Lo aconsejan bien, y, muchas veces, lo convencen, —320→ la tierra que se cultiva, las haciendas, que se refinan. No cede siempre al primer tirón; se enfurruña y se va; pero siempre lo alcanza el progreso y le toca la espalda. Se da vuelta, mira: el desierto en que vagaba se ha vuelto chacras; lo que, más allá, había creído otro desierto más inaccesible, está invadido; los años vienen, trayendo consigo el sosiego y los deseos de vivir tranquilo; y se entrega. ¿Qué más iría a hacer? Los alambrados cubren, con las mallas de su red inextricable, toda la llanura; la inmensidad ha quedado destrozada por los caminos y las tranqueras; las haciendas, casi mansas, no necesitan lazo; se cuidan solas, en pequeños potreros, y las vacas son todas tamberas.
Los montes se multiplican, y hasta el mismo Pampero se siente domado, vencido. En canales hondos y numerosos, ora corre apurada el agua que, antes, se estancaba, durante meses, en los cañadones anegados, ora se desparrama obediente, detenida por la mano, del hombre que, por fin, corrigió la Naturaleza, en los campos amenazados por la sequía.

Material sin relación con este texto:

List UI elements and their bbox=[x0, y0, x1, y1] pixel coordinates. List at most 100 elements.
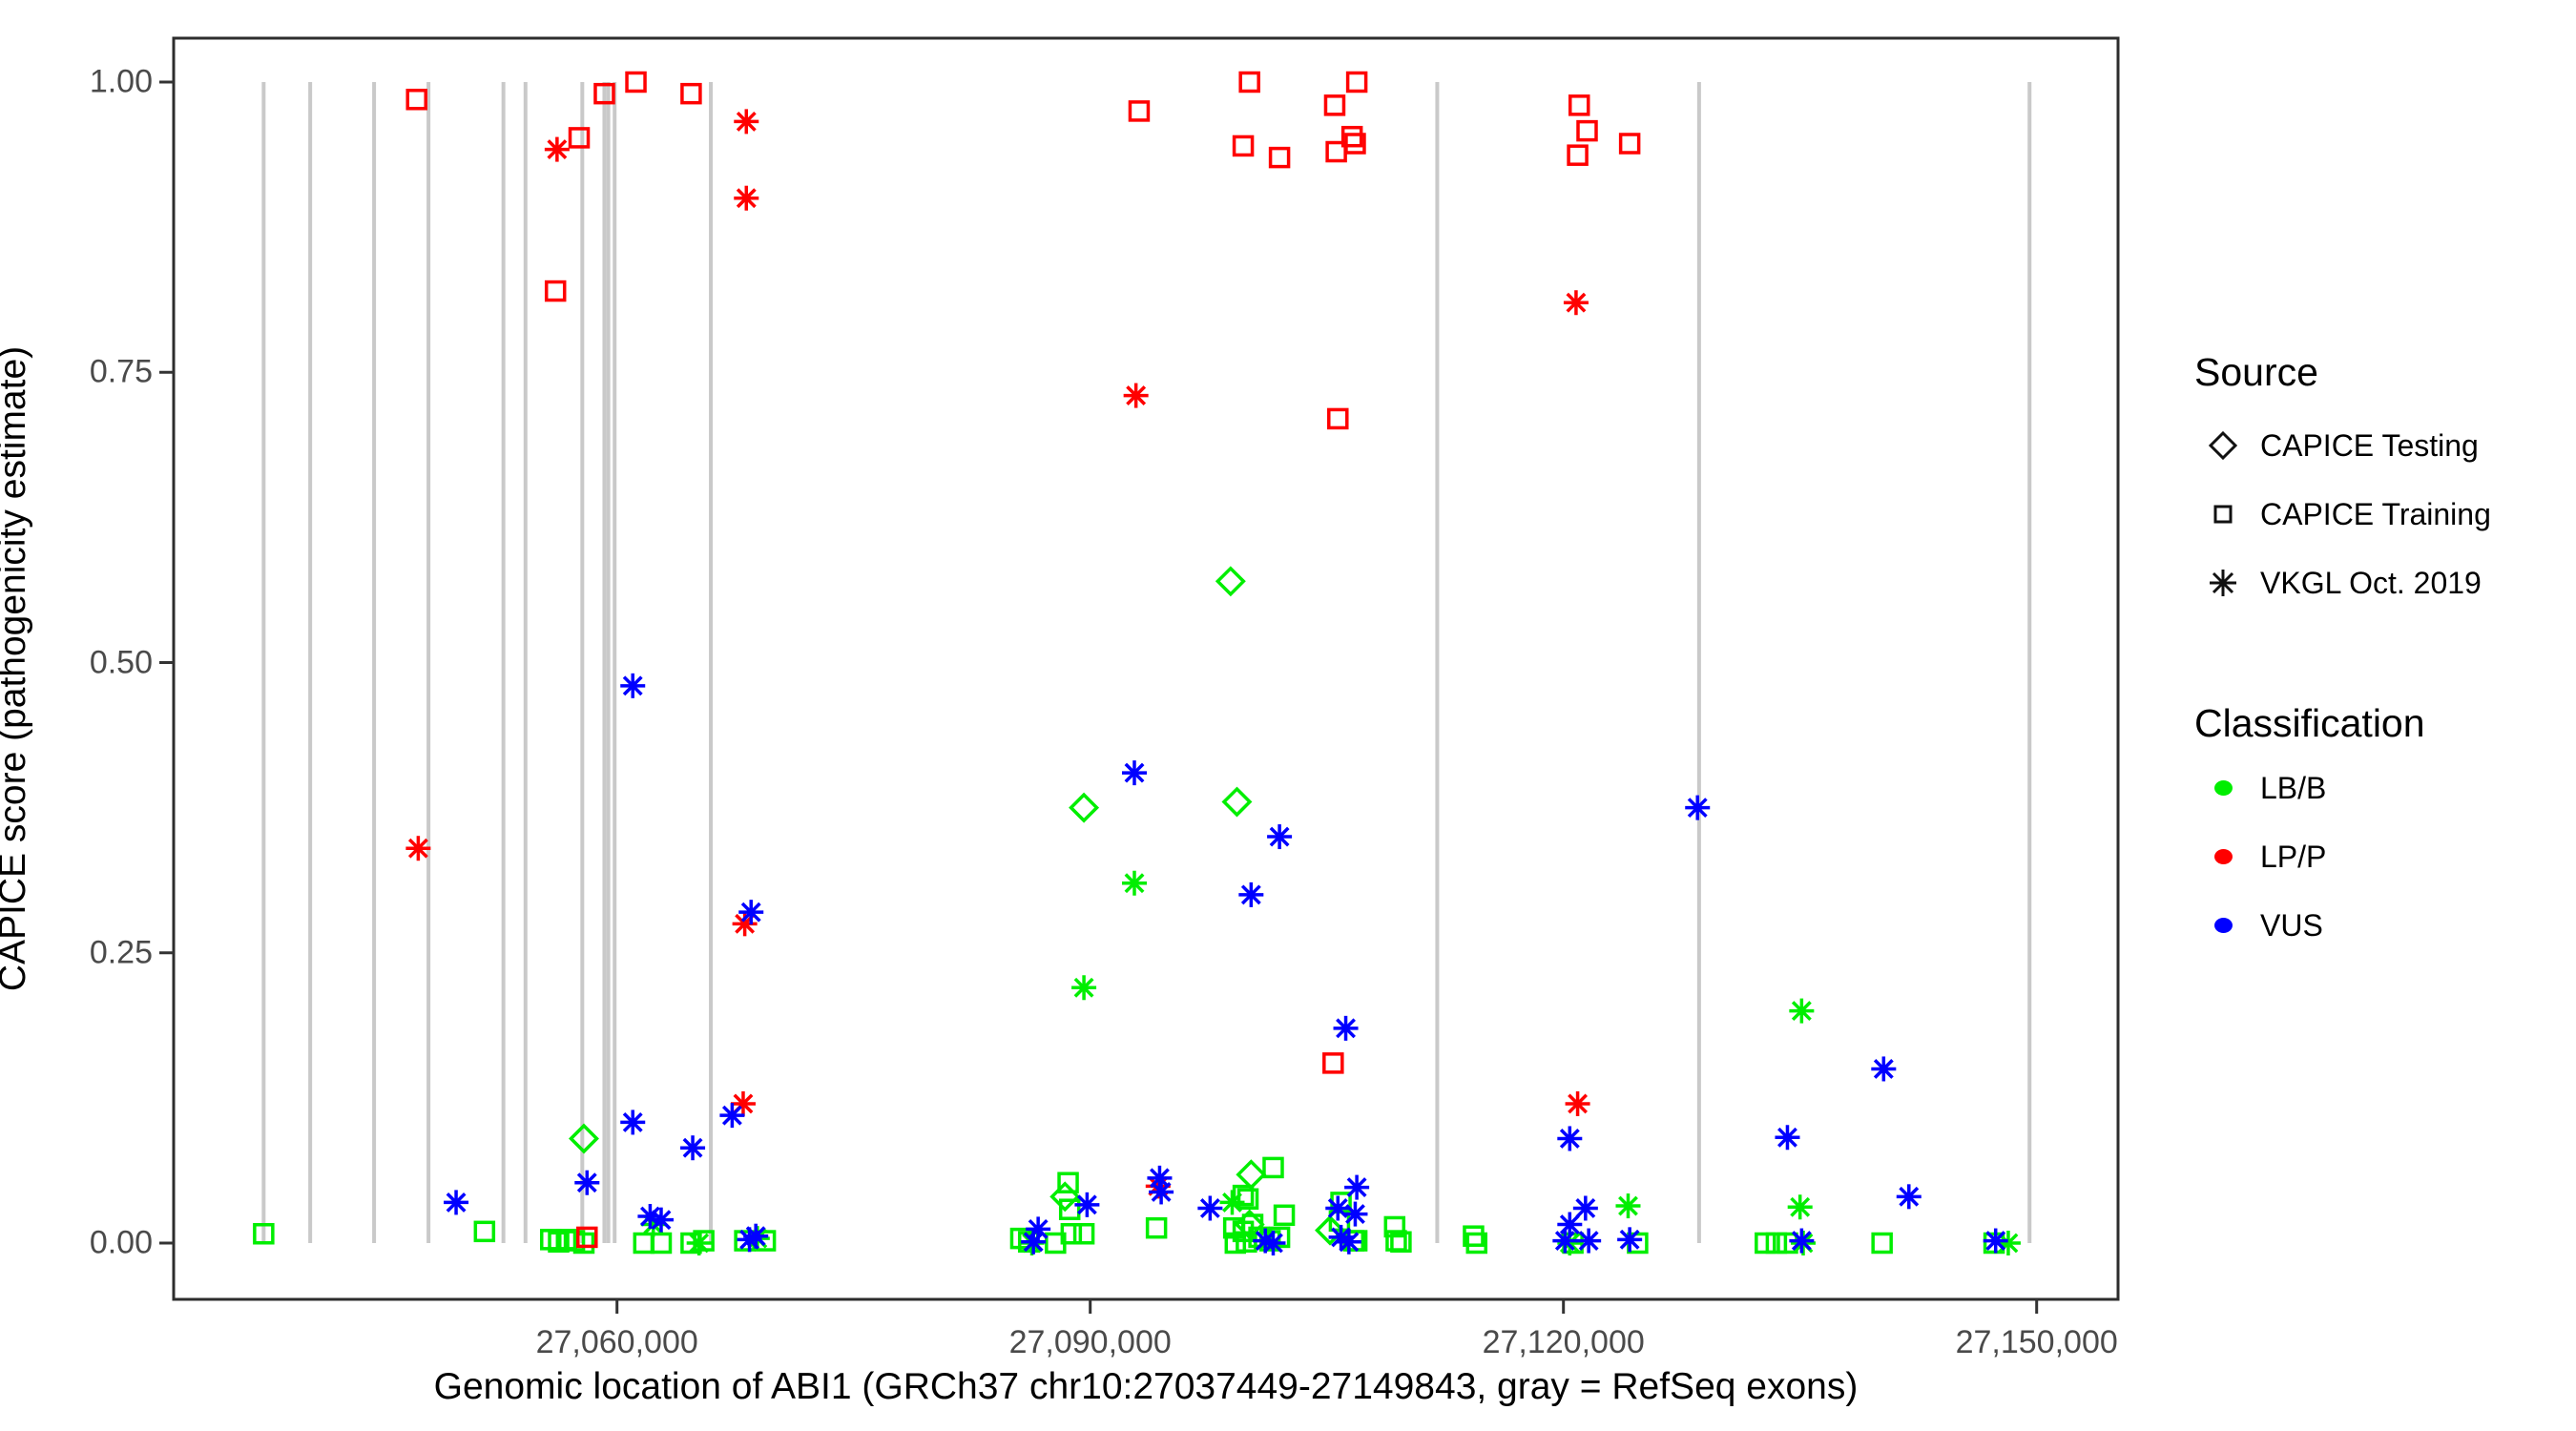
legend-source-title: Source bbox=[2194, 350, 2318, 394]
data-point-testing-lbb bbox=[1049, 1181, 1081, 1213]
data-point-vkgl-vus bbox=[1021, 1229, 1047, 1255]
data-point-vkgl-vus bbox=[1775, 1125, 1800, 1151]
data-point-training-lbb bbox=[1145, 1216, 1168, 1239]
y-tick-label: 0.00 bbox=[89, 1224, 153, 1261]
data-point-vkgl-lbb bbox=[1071, 975, 1097, 1001]
data-point-vkgl-lpp bbox=[734, 185, 759, 211]
data-point-training-lbb bbox=[572, 1232, 595, 1255]
data-point-training-lpp bbox=[1322, 1052, 1344, 1074]
data-point-training-lbb bbox=[1463, 1225, 1485, 1247]
data-point-vkgl-vus bbox=[1896, 1184, 1922, 1210]
data-point-vkgl-lpp bbox=[1565, 1090, 1590, 1116]
data-point-vkgl-vus bbox=[1617, 1227, 1643, 1253]
data-point-training-lbb bbox=[1273, 1204, 1296, 1227]
data-point-vkgl-vus bbox=[1576, 1228, 1602, 1254]
data-point-training-lbb bbox=[1765, 1232, 1788, 1255]
data-point-vkgl-lbb bbox=[686, 1231, 712, 1255]
data-point-training-lpp bbox=[1344, 133, 1366, 155]
data-point-testing-lbb bbox=[1315, 1214, 1345, 1246]
data-point-vkgl-vus bbox=[1238, 881, 1264, 907]
data-point-vkgl-vus bbox=[444, 1190, 469, 1215]
data-point-training-lpp bbox=[1618, 133, 1641, 155]
y-axis-title-text: CAPICE score (pathogenicity estimate) bbox=[0, 345, 33, 992]
data-point-vkgl-vus bbox=[1344, 1174, 1370, 1200]
legend-item-label: LP/P bbox=[2260, 839, 2327, 874]
data-point-training-lpp bbox=[1238, 71, 1260, 93]
data-point-vkgl-vus bbox=[1789, 1228, 1815, 1254]
y-tick-label: 0.25 bbox=[89, 934, 153, 971]
data-point-training-lpp bbox=[1345, 71, 1368, 93]
data-point-vkgl-vus bbox=[1267, 824, 1293, 850]
data-point-vkgl-vus bbox=[1325, 1195, 1351, 1221]
data-point-training-lpp bbox=[568, 127, 591, 149]
data-point-training-lbb bbox=[1871, 1232, 1893, 1255]
legend-item-vus: VUS bbox=[2201, 906, 2323, 944]
data-point-training-lpp bbox=[1340, 125, 1363, 148]
data-point-vkgl-lpp bbox=[1563, 290, 1589, 316]
data-point-vkgl-vus bbox=[1260, 1231, 1286, 1255]
data-point-vkgl-lbb bbox=[1787, 1194, 1813, 1220]
data-point-vkgl-lpp bbox=[734, 109, 759, 135]
data-point-testing-lbb bbox=[1215, 566, 1246, 597]
data-point-vkgl-vus bbox=[738, 900, 764, 925]
legend-item-lbb: LB/B bbox=[2201, 769, 2326, 807]
data-point-testing-lbb bbox=[1069, 792, 1100, 823]
data-point-training-lbb bbox=[1465, 1232, 1488, 1255]
data-point-vkgl-vus bbox=[719, 1103, 745, 1129]
data-point-training-lpp bbox=[625, 71, 647, 93]
data-point-vkgl-vus bbox=[1557, 1126, 1583, 1151]
data-point-vkgl-vus bbox=[637, 1204, 663, 1230]
green-dot-icon bbox=[2201, 780, 2245, 796]
data-point-training-lpp bbox=[1327, 407, 1349, 430]
data-point-vkgl-vus bbox=[620, 1110, 646, 1135]
data-point-testing-lbb bbox=[1221, 786, 1253, 818]
data-point-training-lpp bbox=[576, 1226, 598, 1249]
data-point-testing-lbb bbox=[1234, 1209, 1265, 1240]
data-point-vkgl-vus bbox=[1685, 795, 1711, 820]
data-point-vkgl-lbb bbox=[1789, 998, 1815, 1024]
data-point-training-lpp bbox=[593, 82, 615, 105]
data-point-vkgl-lpp bbox=[1123, 383, 1149, 408]
data-point-vkgl-vus bbox=[620, 673, 646, 698]
data-point-vkgl-vus bbox=[1333, 1015, 1359, 1041]
legend-item-vkgl: VKGL Oct. 2019 bbox=[2201, 564, 2482, 602]
panel-border bbox=[172, 36, 2120, 1301]
y-tick-label: 1.00 bbox=[89, 63, 153, 100]
legend-item-lpp: LP/P bbox=[2201, 838, 2326, 876]
y-tick-label: 0.75 bbox=[89, 353, 153, 390]
data-point-vkgl-lbb bbox=[1615, 1193, 1641, 1219]
data-point-vkgl-vus bbox=[1336, 1229, 1361, 1255]
data-point-training-lpp bbox=[1576, 119, 1598, 142]
blue-dot-icon bbox=[2201, 918, 2245, 933]
legend-item-label: VKGL Oct. 2019 bbox=[2260, 565, 2482, 600]
data-point-vkgl-vus bbox=[1197, 1195, 1223, 1221]
data-point-training-lbb bbox=[1058, 1198, 1081, 1220]
data-point-training-lpp bbox=[544, 280, 567, 302]
data-point-testing-lbb bbox=[569, 1123, 599, 1154]
x-tick-label: 27,150,000 bbox=[1955, 1324, 2118, 1360]
data-point-training-lbb bbox=[1232, 1184, 1255, 1207]
data-point-vkgl-lbb bbox=[1219, 1190, 1245, 1215]
data-point-training-lbb bbox=[473, 1220, 496, 1243]
data-point-vkgl-vus bbox=[1572, 1195, 1598, 1221]
legend-item-label: CAPICE Testing bbox=[2260, 427, 2479, 463]
diamond-icon bbox=[2201, 429, 2245, 462]
data-point-vkgl-vus bbox=[1557, 1212, 1583, 1237]
data-point-vkgl-vus bbox=[574, 1170, 600, 1195]
data-point-training-lbb bbox=[1060, 1223, 1083, 1245]
x-tick-label: 27,090,000 bbox=[1008, 1324, 1172, 1360]
legend-classification-title: Classification bbox=[2194, 701, 2425, 745]
data-point-vkgl-lpp bbox=[544, 136, 570, 162]
data-point-vkgl-vus bbox=[1121, 760, 1147, 786]
data-point-vkgl-vus bbox=[1342, 1201, 1368, 1227]
legend-item-label: CAPICE Training bbox=[2260, 496, 2491, 531]
data-point-vkgl-lpp bbox=[405, 836, 431, 861]
data-point-training-lpp bbox=[405, 89, 427, 111]
data-point-training-lpp bbox=[1268, 146, 1291, 169]
data-point-training-lbb bbox=[1383, 1215, 1406, 1238]
asterisk-icon bbox=[2201, 566, 2245, 600]
data-point-training-lpp bbox=[1323, 94, 1346, 116]
square-icon bbox=[2201, 498, 2245, 530]
x-tick-label: 27,060,000 bbox=[535, 1324, 698, 1360]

Los pajonales y los juncales, guarida del matrero y de las fieras, han desaparecido, dejando que, en su sitio, la alfalfa, esa maravilla, extienda su preciosa alfombra verde, salpicada —321→ de novillos, inagotable reserva de las carnicerías europeas. El jinete que, en su largo viaje, en vez de ir cruzando campo, tiene que dar vuelta, con su tropilla, para no pisar trigales, ha dejado, a la fuerza, de ser gaucho errante.
Seducido por el arado, atará en él su pingo, tirando el poncho que estorba, el mate que hace perder tiempo; sin, por esto, dejar de ser buen domador y de lidiar con astucia, fuerza y paciencia, con los animales mañeros.
Sus huascas, cortadas en cuero comprados con cuchillo de cerrar, que ya no quiere ser arma, no, por esto, serán trabajadas con menos primor. El alcohol y el juego tendrán poco atractivo para este gaucho de nueva laya, capaz de leer con fruición el libro civilizador que enseña a cultivar bien la tierra y a cuidar con esmero las haciendas, o el que recrea y alumbra el espíritu, mientras descansa el cuerpo.
Perderá, con la cultura, algo de esta resignación burlona que siempre le permitió, a pesar de su coraje natural, sobrellevar sin rebelión violenta, casi sin quejarse, los peores males y las mayores penurias; pero conservará, de su genio nativo, la espiritual ironía que, aguzada por la instrucción y ayudada por el buen sentido, podrá, más que la fuerza, contribuir a —322→ reformar las leyes opresoras y a derribar a los que de ellas abusan.
Cuando haya, para él, tantas escuelas como de pulperías ha habido para sus antepasados, pronto se verá que el gauchaje sólo ha sido turba, mientras no se ha tratado de hacerlo gente, y saltará a la vista que la ignorancia en la cual lo han mantenido, era como el agua que se echa en las orejas del bagual, para poderlo jinetear.
¡Qué inmensa fuerza moral y física ha desperdiciado el país, al dejar sacrificado, tanto tiempo, ese elemento fundamental y valioso de la raza! Y sino, que lo digan los que, salidos de esta multitud, por alguna circunstancia feliz, han sabido ocupar su sitio en la sociedad.
Ahí, es cierto, sale, a veces, a relucir el voraceo, hijo casi legítimo de las privaciones pasadas, con su tendencia a abusar de toda ventaja lograda, haciendo del poder, el gaucho mal pulido que a él llega, y según el escalón a que ha podido treparse, una tiranía grande o pequeña que, para castigar al contrario o favorecer al amigo, no vacila en prostituir a la justicia, en pisotear las leyes económicas, en comprometer el interés público, en conculcar las libertades más sagradas.
Pero siempre han sido, son y serán pasajeros —323→ estos males, pues no faltan, ni jamás dejará de haber hombres de buena voluntad que, por sus nobles esfuerzos, traten de hacer de la Pampa el emporio de producción y de vida fácil y dichosa, que la destinó a ser la Naturaleza.